As the crowd dispersed, the lifeguard was uneasy. She had duties to return to, but something about this girl prompted her to remain. There was something unusual, something not-quite-right about this little girl; something in the way she still lay on the concrete, motionless, scarcely breathing, with her sodden, dirty crimson dress strewn about her, even when her parents were already out of sight and disappearing down the wooden stairs to the beach. It was as if she was savoring the moment, too pleased with her brush with death to leap back joyously into life.
"Are you okay, honey?" she asked. A sudden wind blew against her exposed back, and she shivered.
The pale purplish lips stirred, but no sound emerged. She looked dead. Her eyes were on the lifeguard, and yet, they were clouded and unfocused, as if she were elsewhere. What was wrong with this little girl? What was her problem? The teen suddenly felt a wave of guilt crash over her as a silver tear ran down Alma's face.

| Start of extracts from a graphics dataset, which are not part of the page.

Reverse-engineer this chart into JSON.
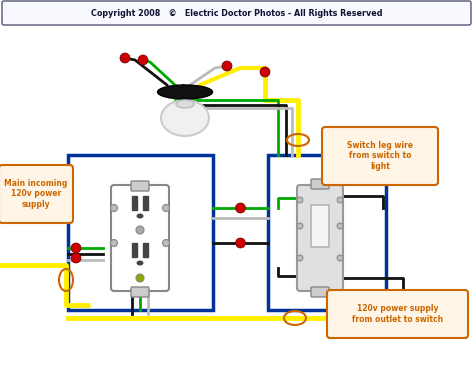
{
  "title": "Copyright 2008   ©   Electric Doctor Photos - All Rights Reserved",
  "bg_color": "#ffffff",
  "label1": "Main incoming\n120v power\nsupply",
  "label2": "Switch leg wire\nfrom switch to\nlight",
  "label3": "120v power supply\nfrom outlet to switch",
  "label_color": "#cc6600",
  "wire_yellow": "#ffee00",
  "wire_black": "#111111",
  "wire_green": "#00aa00",
  "wire_white": "#bbbbbb",
  "box_color": "#003399",
  "nut_color": "#cc0000"
}
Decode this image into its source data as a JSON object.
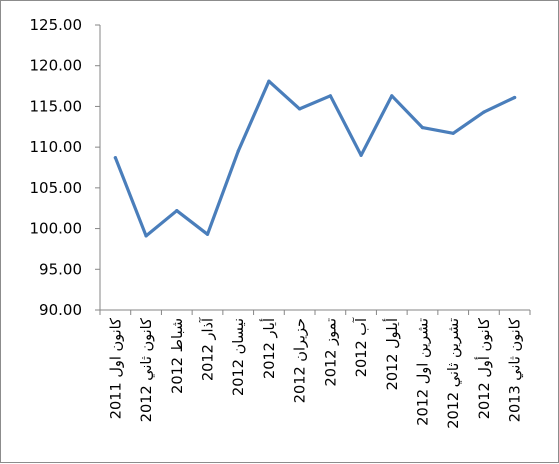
{
  "chart_data": {
    "type": "line",
    "categories": [
      "كانون اول 2011",
      "كانون ثاني 2012",
      "شباط 2012",
      "آذار 2012",
      "نيسان 2012",
      "أيار 2012",
      "حزيران 2012",
      "تموز 2012",
      "آب 2012",
      "أيلول 2012",
      "تشرين اول 2012",
      "تشرين ثاني 2012",
      "كانون أول 2012",
      "كانون ثاني 2013"
    ],
    "series": [
      {
        "values": [
          108.7,
          99.1,
          102.2,
          99.3,
          109.5,
          118.1,
          114.7,
          116.3,
          109.0,
          116.3,
          112.4,
          111.7,
          114.3,
          116.1
        ],
        "color": "#4a7ebb"
      }
    ],
    "yticks": [
      "90.00",
      "95.00",
      "100.00",
      "105.00",
      "110.00",
      "115.00",
      "120.00",
      "125.00"
    ],
    "ylim": [
      90,
      125
    ],
    "grid": false,
    "legend": "none",
    "title": "",
    "xlabel": "",
    "ylabel": ""
  }
}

The sounds of splashing coming from the hotel pool seemed to dim. She looked up to spot the parents in the crowd, but they were definitely gone. And when she looked back down, so was the little girl.
-
The sky was cold on this August day; somehow even the southern warmth had deserted the bay. Harlan Wade's arm curled around Marina's shoulders. She felt and enjoyed the subtle protection, although it did not shelter the only part of her body that she believed actually needed warmth at this moment.

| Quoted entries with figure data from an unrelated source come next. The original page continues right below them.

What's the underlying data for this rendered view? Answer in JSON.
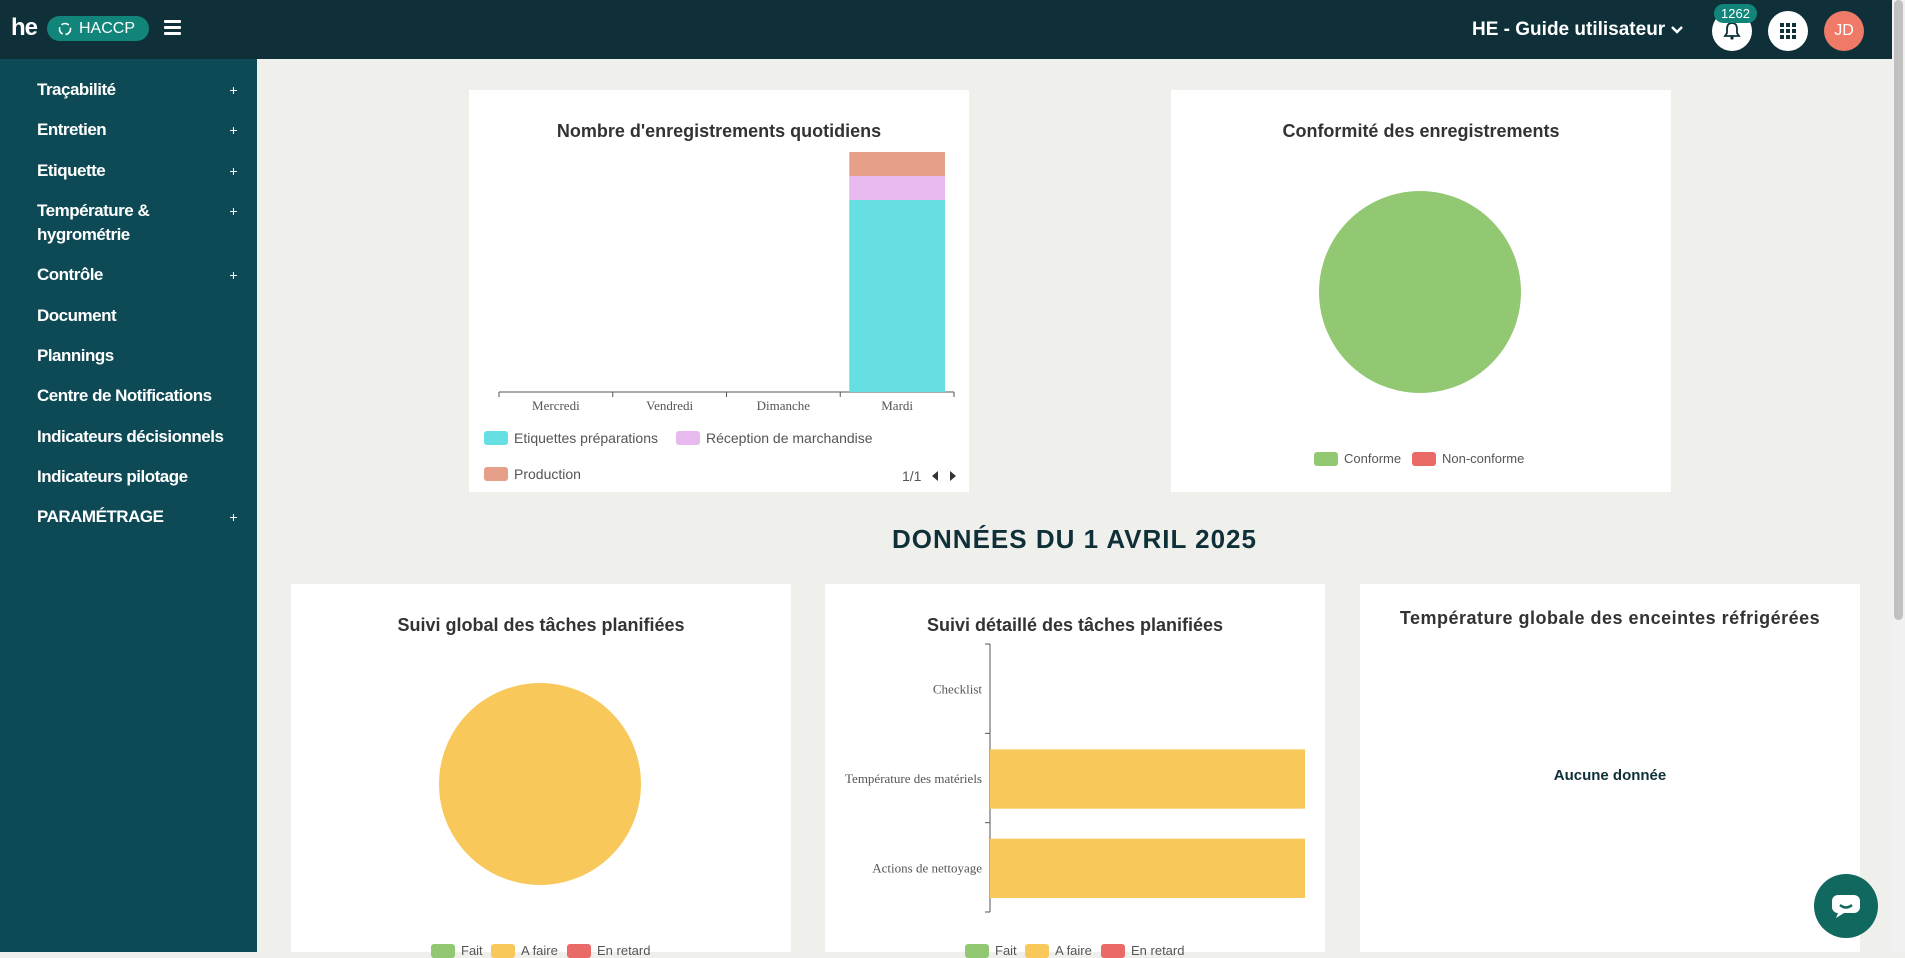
{
  "header": {
    "logo_text": "he",
    "product": "HACCP",
    "site": "HE - Guide utilisateur",
    "notification_count": "1262",
    "avatar_initials": "JD"
  },
  "sidebar": {
    "items": [
      {
        "label": "Traçabilité",
        "expandable": "+"
      },
      {
        "label": "Entretien",
        "expandable": "+"
      },
      {
        "label": "Etiquette",
        "expandable": "+"
      },
      {
        "label": "Température & hygrométrie",
        "expandable": "+"
      },
      {
        "label": "Contrôle",
        "expandable": "+"
      },
      {
        "label": "Document"
      },
      {
        "label": "Plannings"
      },
      {
        "label": "Centre de Notifications"
      },
      {
        "label": "Indicateurs décisionnels"
      },
      {
        "label": "Indicateurs pilotage"
      },
      {
        "label": "PARAMÉTRAGE",
        "expandable": "+"
      }
    ]
  },
  "section": {
    "title": "DONNÉES DU 1 AVRIL 2025"
  },
  "cards": {
    "daily": {
      "pager": "1/1"
    },
    "conformity": {},
    "global_tasks": {},
    "detailed_tasks": {},
    "temperature": {
      "title": "Température globale des enceintes réfrigérées",
      "empty": "Aucune donnée"
    }
  },
  "chart_data": [
    {
      "type": "bar",
      "stacked": true,
      "title": "Nombre d'enregistrements quotidiens",
      "categories": [
        "Mercredi",
        "Vendredi",
        "Dimanche",
        "Mardi"
      ],
      "series": [
        {
          "name": "Etiquettes préparations",
          "color": "#66dfe3",
          "values": [
            0,
            0,
            0,
            8
          ]
        },
        {
          "name": "Réception de marchandise",
          "color": "#e7b9ef",
          "values": [
            0,
            0,
            0,
            1
          ]
        },
        {
          "name": "Production",
          "color": "#e6a08a",
          "values": [
            0,
            0,
            0,
            1
          ]
        }
      ],
      "legend": "bottom"
    },
    {
      "type": "pie",
      "title": "Conformité des enregistrements",
      "categories": [
        "Conforme",
        "Non-conforme"
      ],
      "values": [
        100,
        0
      ],
      "colors": [
        "#93c873",
        "#ea6a68"
      ],
      "legend": "bottom"
    },
    {
      "type": "pie",
      "title": "Suivi global des tâches planifiées",
      "categories": [
        "Fait",
        "A faire",
        "En retard"
      ],
      "values": [
        0,
        100,
        0
      ],
      "colors": [
        "#93c873",
        "#f9c85a",
        "#ea6a68"
      ],
      "legend": "bottom"
    },
    {
      "type": "bar",
      "orientation": "horizontal",
      "title": "Suivi détaillé des tâches planifiées",
      "categories": [
        "Checklist",
        "Température des matériels",
        "Actions de nettoyage"
      ],
      "series": [
        {
          "name": "A faire",
          "color": "#f9c85a",
          "values": [
            0,
            1,
            1
          ]
        }
      ],
      "legend_items": [
        {
          "name": "Fait",
          "color": "#93c873"
        },
        {
          "name": "A faire",
          "color": "#f9c85a"
        },
        {
          "name": "En retard",
          "color": "#ea6a68"
        }
      ],
      "legend": "bottom"
    }
  ]
}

Harlan stared down at the footprints he generated, then briefly turned and glanced at the long trail leading back to the hotel. The beach was deserted; the only splashes within earshot were generated by the bathers in the heated pool. Few people wandered far enough to get more than a whiff of the Eastern coast's salty air.

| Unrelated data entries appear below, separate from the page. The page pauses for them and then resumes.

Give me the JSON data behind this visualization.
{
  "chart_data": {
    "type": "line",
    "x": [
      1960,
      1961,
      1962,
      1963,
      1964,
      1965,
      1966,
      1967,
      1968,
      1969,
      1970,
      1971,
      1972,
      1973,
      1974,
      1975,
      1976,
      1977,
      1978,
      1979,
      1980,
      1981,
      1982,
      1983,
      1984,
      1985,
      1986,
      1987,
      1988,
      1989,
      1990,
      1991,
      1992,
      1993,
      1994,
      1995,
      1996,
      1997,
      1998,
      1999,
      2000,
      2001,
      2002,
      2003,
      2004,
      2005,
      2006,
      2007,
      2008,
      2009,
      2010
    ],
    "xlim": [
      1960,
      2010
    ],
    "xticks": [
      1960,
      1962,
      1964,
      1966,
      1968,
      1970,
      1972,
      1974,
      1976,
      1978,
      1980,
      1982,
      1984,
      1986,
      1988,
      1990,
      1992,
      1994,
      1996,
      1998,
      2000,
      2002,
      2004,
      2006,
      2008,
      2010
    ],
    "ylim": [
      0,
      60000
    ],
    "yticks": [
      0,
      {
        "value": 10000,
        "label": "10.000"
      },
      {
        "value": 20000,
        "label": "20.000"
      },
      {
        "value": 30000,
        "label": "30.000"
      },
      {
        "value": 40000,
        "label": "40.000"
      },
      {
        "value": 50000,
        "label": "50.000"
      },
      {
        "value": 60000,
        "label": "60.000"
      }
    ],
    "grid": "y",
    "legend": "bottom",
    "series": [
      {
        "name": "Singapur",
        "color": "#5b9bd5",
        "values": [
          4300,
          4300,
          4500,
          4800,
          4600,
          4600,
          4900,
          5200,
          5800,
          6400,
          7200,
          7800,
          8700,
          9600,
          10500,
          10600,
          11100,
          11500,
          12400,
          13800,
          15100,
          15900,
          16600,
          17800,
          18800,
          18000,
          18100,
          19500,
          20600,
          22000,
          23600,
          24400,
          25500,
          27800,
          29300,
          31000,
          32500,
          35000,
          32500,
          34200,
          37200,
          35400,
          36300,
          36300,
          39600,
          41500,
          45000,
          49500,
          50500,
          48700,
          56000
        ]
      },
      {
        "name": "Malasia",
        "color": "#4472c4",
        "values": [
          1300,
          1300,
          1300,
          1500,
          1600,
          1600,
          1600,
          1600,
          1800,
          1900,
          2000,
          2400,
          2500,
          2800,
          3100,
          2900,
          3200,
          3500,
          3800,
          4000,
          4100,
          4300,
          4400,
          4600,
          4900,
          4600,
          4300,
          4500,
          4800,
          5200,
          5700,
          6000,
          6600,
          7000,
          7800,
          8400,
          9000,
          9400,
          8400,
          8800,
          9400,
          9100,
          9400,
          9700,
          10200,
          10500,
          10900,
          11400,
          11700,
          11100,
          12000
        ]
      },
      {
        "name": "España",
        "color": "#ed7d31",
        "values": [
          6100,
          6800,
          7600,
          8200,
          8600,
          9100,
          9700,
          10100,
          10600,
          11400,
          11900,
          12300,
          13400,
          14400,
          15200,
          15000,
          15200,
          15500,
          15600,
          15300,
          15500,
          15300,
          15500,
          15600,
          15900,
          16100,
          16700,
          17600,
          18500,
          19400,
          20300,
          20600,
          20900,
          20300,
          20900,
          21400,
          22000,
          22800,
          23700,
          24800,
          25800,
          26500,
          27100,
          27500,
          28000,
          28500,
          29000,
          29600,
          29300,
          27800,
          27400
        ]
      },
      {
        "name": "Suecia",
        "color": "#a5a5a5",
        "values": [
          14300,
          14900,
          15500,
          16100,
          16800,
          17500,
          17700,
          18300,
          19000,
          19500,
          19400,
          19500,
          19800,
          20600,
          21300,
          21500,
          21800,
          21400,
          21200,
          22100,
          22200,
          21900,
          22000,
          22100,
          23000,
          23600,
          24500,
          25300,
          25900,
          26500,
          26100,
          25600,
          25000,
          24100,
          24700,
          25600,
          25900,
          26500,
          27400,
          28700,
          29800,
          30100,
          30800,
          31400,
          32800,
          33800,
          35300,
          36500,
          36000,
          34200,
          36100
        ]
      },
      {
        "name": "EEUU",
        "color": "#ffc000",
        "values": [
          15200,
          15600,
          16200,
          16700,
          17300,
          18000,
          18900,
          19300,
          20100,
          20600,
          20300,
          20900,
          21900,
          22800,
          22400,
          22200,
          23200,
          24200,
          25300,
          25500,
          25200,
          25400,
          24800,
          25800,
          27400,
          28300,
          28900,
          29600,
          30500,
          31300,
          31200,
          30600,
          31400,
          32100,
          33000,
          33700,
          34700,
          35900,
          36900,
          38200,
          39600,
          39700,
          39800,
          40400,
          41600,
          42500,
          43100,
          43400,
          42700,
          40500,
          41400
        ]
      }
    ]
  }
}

"We need to have a talk about Alma."
"Alma? What about Alma?" Harlan, though he could not see his wife's face, could imagine clear as crystal her expression. He knew she was tired of the constant arguing their daughter had provoked during her brief years of existence; these were mostly over her strange behavior and the necessity of sending her to an institution for evaluation and possible treatment.
He mustered the few words he could grasp. "Honey, I'm sorry." He squeezed her arm, but she drew away. Harlan's chest heaved a sigh. "Damn it, Marina! Why do you have to be so goddamn childish?"
She whirled on him, dark eyes flashing. "Childish? Oh, you wouldn't know a thing about childish, Harlan! You keep saying you mean good for Alma but I know what you want! Ever since you took her to your workplace –"
"I've only wanted what's best for our daughter. Don't tell me you've done more for her than I have. You won't even look at her." Spittle landed on a rock and Harlan's finger pointed accusingly. Marina was hunched, facing away from him, and did not answer. "You're despicable."
"Despicable." A titter of laughter escaped his wife. "I may never have loved Alma the way I loved you, but I'll never send her to become a lab rat!" A sudden pain, like a knife jab to her swollen abdomen, caused her to stop with a gasped "Harlan."
"What!"
"I-I think –"
He turned; he paled. He ran to his wife's side, where she had collapsed in the cold, wet sand. Already, her blood, having mingled with the salty sea water, had stained the beach an eerie pink.
"Marina!"
He cradled her, too stunned to make a move. Her eyes were clouded over. There was something wrong about the way her body sagged in his hands, the way the strands of hair over her wax-like, pale face barely fluttered with her breaths.
"I… think you were right." Her lips trembled.
Harlan followed his wife's gaze. His eyes alighted on the small form a few feet away on the beach, where the water could leech at her ankles. A thin smile twisted Alma's lips as she stood looking down at her father and dying mother.
A gurgling sound came from Marina's vocal chords; a thin jet of blood squirted into the air, dotting his face. Harlan tore his eyes away from Alma's, stared into Marina's eyes and screamed in the direction of the seemingly derisive laughter coming from the swimming pool:
"Somebody, help! Marina!"
Marina Wade did not reply. She was not breathing.